Link: http://www.charlierose.com/view/interview/11078?sponsor_id=1

 

Charlie is amazed that Kay Redfield Jamison, who is bipolar and heads the bipolar research branch at John Hopkins University, and Elyn Saks, of the University of Southern California Gould School of Law and founder of the Saks Institute of Mental Health Law, Policy, and Ethics at USC, who is schizophrenic lead a highly skilled productive life inspite of their mental illness.  The show also shares the medical, biochemical look at Mental Illness as well as the up and coming field of genetics.

Even though mental illness strips so many of their dreams, aspirations, and skills, many have recovered and gone into leadership.  NAMI has developed a Peer to Peer program and Certified Peer Specialist program to provide an avenue for people in recovery to give back and reach out.  Peer to Peer is a powerful program where people who struggle with mental illness in their personal lives who are stabilized in the recovery stage are trained, share, and lead their peers who are also struggling with recovery in their journey.  Who better understand and empathize than one who has gone through it? A peer leading a peer, and the program is proving to be highly successful.

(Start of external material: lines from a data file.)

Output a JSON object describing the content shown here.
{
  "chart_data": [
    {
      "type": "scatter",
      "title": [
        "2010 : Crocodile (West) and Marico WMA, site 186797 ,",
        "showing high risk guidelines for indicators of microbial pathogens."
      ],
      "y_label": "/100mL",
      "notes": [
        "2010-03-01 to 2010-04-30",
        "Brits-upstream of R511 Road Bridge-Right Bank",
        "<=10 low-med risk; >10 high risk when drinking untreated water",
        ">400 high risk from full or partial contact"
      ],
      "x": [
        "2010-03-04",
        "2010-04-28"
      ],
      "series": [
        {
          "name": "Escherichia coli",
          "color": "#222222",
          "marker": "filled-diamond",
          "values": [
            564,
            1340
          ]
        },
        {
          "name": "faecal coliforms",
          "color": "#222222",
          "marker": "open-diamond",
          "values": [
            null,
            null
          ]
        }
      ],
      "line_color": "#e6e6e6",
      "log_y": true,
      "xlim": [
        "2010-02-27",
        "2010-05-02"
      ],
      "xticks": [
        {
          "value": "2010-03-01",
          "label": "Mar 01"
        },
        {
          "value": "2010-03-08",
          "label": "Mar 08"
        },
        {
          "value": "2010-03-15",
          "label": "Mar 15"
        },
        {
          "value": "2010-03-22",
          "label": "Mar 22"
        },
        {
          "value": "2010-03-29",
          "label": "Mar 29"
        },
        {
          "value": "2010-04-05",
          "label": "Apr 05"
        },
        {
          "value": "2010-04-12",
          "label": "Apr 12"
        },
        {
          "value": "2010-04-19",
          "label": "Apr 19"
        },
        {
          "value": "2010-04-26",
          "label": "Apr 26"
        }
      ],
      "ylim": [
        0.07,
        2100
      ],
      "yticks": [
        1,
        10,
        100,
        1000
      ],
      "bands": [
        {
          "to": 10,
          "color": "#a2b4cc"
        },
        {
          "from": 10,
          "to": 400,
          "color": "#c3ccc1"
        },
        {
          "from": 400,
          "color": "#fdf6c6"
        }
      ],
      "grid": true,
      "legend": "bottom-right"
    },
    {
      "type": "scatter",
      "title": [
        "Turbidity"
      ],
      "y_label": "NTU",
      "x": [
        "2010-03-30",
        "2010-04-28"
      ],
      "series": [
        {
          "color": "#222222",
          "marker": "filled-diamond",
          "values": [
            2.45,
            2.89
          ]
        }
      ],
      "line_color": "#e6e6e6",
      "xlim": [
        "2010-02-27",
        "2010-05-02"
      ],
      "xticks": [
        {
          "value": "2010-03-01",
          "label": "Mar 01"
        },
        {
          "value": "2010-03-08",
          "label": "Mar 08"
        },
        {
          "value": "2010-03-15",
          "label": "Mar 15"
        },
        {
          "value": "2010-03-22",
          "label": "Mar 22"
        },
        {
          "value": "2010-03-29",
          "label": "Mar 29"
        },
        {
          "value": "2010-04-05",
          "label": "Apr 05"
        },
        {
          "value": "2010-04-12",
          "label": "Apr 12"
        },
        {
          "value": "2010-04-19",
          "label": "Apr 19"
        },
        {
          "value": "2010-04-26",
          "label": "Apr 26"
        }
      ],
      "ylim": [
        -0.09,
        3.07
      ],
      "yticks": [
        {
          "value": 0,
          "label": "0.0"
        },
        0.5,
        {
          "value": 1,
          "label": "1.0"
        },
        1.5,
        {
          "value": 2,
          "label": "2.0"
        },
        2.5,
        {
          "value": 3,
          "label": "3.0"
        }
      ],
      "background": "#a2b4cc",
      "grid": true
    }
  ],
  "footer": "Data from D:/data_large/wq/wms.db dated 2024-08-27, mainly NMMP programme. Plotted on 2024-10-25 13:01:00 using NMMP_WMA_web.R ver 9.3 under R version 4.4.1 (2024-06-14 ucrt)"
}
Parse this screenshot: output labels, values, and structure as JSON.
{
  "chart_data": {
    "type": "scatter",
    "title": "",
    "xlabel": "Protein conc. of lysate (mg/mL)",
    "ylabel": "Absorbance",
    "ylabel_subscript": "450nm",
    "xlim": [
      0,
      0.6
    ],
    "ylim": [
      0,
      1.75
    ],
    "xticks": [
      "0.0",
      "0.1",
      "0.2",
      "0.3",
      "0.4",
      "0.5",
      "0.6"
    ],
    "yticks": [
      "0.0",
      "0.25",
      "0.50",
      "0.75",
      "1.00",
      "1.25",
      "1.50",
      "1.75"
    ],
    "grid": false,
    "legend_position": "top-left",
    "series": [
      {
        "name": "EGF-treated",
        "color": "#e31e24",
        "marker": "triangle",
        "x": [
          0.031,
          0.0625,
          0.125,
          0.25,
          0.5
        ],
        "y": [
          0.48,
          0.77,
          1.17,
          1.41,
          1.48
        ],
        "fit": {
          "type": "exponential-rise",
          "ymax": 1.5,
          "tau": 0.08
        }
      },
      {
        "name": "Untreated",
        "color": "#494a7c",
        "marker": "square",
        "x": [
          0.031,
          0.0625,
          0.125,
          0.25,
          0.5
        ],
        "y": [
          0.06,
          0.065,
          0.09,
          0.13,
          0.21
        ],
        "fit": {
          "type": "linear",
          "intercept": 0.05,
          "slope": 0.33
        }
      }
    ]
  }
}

As a church, maybe we should listen and learn from our parishioners who struggle with mental illness in order to understand them.  Who better to lead a small group than someone who has struggled with pain and darkness, faced pain and darkness, and worked through pain and darkness to experience the light of hope.  Often the church trains people intellectually or through a program how to lead small groups rather than allowing people who have experienced trials and worked through them. Small group ministry is powerful and effective if its leaders are empathizers, compassionate, and can reach people just where they are at because they have been there and can now offer hope and encouragement through their experiences and journey.

Because of the stigma of mental illness, most churches have never thought nor given their parishioners with a mental health background a chance to be a leader.  Many are filled with compassion, empathy, enthusiasm, hope, and a life’s journey who can help others who are struggling. Let them lead!